The department’s pursuit policy, obtained by the Star-Telegram, says officers must determine before they chase a vehicle if the pursuit will bring greater risk of harm to people than just letting the suspect go. It also says the decision to pursue should be based on population density, the geographical area and whether the offender’s identification is known.
The policy also says officers should not continue a pursuit without authorization from a supervisor. The policy does not say if officers should terminate a pursuit because of high speeds.
Witnesses told the Star-Telegram the day after the crash that officers were not in “hot pursuit” of the vehicle.
“They were probably at least a block behind” the driver who police said smashed a stolen Ford pickup truck into seven vehicles, said Ryan Sanders, 25, a valet at the Courtyard Marriott hotel.

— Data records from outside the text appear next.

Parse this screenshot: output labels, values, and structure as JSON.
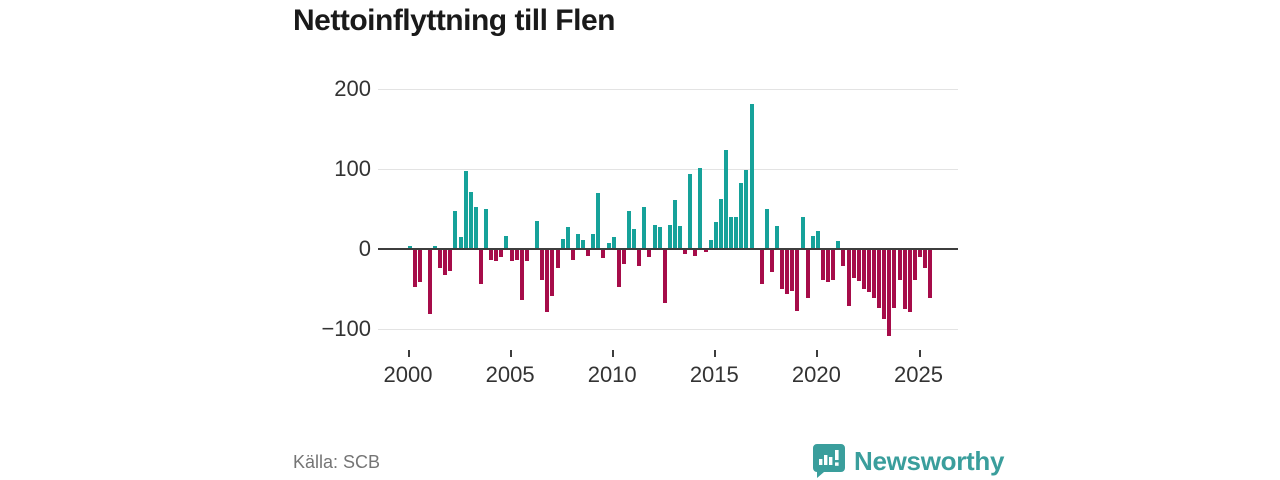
{
  "title": "Nettoinflyttning till Flen",
  "source": "Källa: SCB",
  "logo": {
    "brand": "Newsworthy",
    "icon": "newsworthy-speech-bubble-barchart-icon"
  },
  "colors": {
    "positive_bar": "#16a29a",
    "negative_bar": "#a60c49",
    "zero_axis": "#3d3d3d",
    "gridline": "#e3e3e3",
    "axis_text": "#333333",
    "muted_text": "#757575",
    "brand_teal": "#3a9e9c",
    "title_text": "#1a1a1a"
  },
  "chart_data": {
    "type": "bar",
    "title": "Nettoinflyttning till Flen",
    "frequency": "quarterly",
    "start_period": "2000Q1",
    "end_period": "2025Q3",
    "x_tick_labels": [
      "2000",
      "2005",
      "2010",
      "2015",
      "2020",
      "2025"
    ],
    "y_ticks": [
      200,
      100,
      0,
      -100
    ],
    "y_tick_labels": [
      "200",
      "100",
      "0",
      "−100"
    ],
    "ylim": [
      -126,
      211
    ],
    "grid": "horizontal",
    "legend": "none",
    "ylabel": "",
    "xlabel": "",
    "values": [
      4,
      -46,
      -40,
      0,
      -80,
      4,
      -23,
      -31,
      -26,
      47,
      15,
      97,
      71,
      52,
      -43,
      50,
      -12,
      -14,
      -9,
      16,
      -14,
      -12,
      -62,
      -14,
      0,
      35,
      -37,
      -77,
      -57,
      -23,
      12,
      27,
      -12,
      19,
      11,
      -8,
      19,
      70,
      -10,
      8,
      15,
      -46,
      -18,
      47,
      25,
      -20,
      52,
      -9,
      30,
      27,
      -66,
      30,
      61,
      29,
      -5,
      94,
      -7,
      101,
      -2,
      11,
      34,
      63,
      124,
      40,
      40,
      83,
      99,
      181,
      0,
      -43,
      50,
      -28,
      29,
      -49,
      -55,
      -51,
      -76,
      40,
      -60,
      16,
      22,
      -38,
      -40,
      -37,
      10,
      -20,
      -70,
      -35,
      -39,
      -49,
      -53,
      -60,
      -72,
      -86,
      -107,
      -72,
      -37,
      -74,
      -78,
      -37,
      -9,
      -22,
      -60
    ]
  }
}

Sanders said that Young was traveling at least “90 to 100 mph” and said he didn’t think police made the situation more dangerous.
“It was just he was going so damn fast,” he said.
Sgt. Chris Daniels said on Monday: “There was an internal investigation into this pursuit, as with all departmental pursuits. In this particular incident, the investigation revealed the officers acted within policy.”
Retirement was close
Hardworking barely describes Gaudencia Meza. She never stopped. Meza rarely saw his mom work less than two jobs.
Her favorite job was being a cafeteria employee at Washington Heights Elementary school in North Fort Worth. She did that for 20 years. She was supposed to be working the day the crash happened, but she was on leave for a minor injury.
“She was the greatest person that I’ve even known,” Meza said. “She’s one of the main reasons I’m here. She gave us good, strict discipline. She was a great wife, a great mother. She was the kindest person.”
Meza’s siblings were born in the U.S., but he and his mother were born in Zacatecas, Mexico — 844 miles southwest of Fort Worth.
When she brought her son into the United States, Gaudencia Meza never stopped working for her children.
“She worked a lot of stressful jobs that no one else wants,” he said. “Where she comes from, it wasn’t an easy life. She didn’t go to school because she had to work in the fields.”
Meza believes that’s partly why his mother loved her job at Washington Heights. She was around young people who were able to learn. In the meantime, she was strict on her children. They all did well in school and rarely stepped out of line.
“We all either went to college or have good careers and it’s because of my mom,” he said. “Where we come from, you got to work to eat and there is no such thing as being lazy. If you’re lazy you die.”
He and his brother own horses that they plan to one day race. It’s a little respite from the stress of mourning.
“Nothing has been the same,” he said.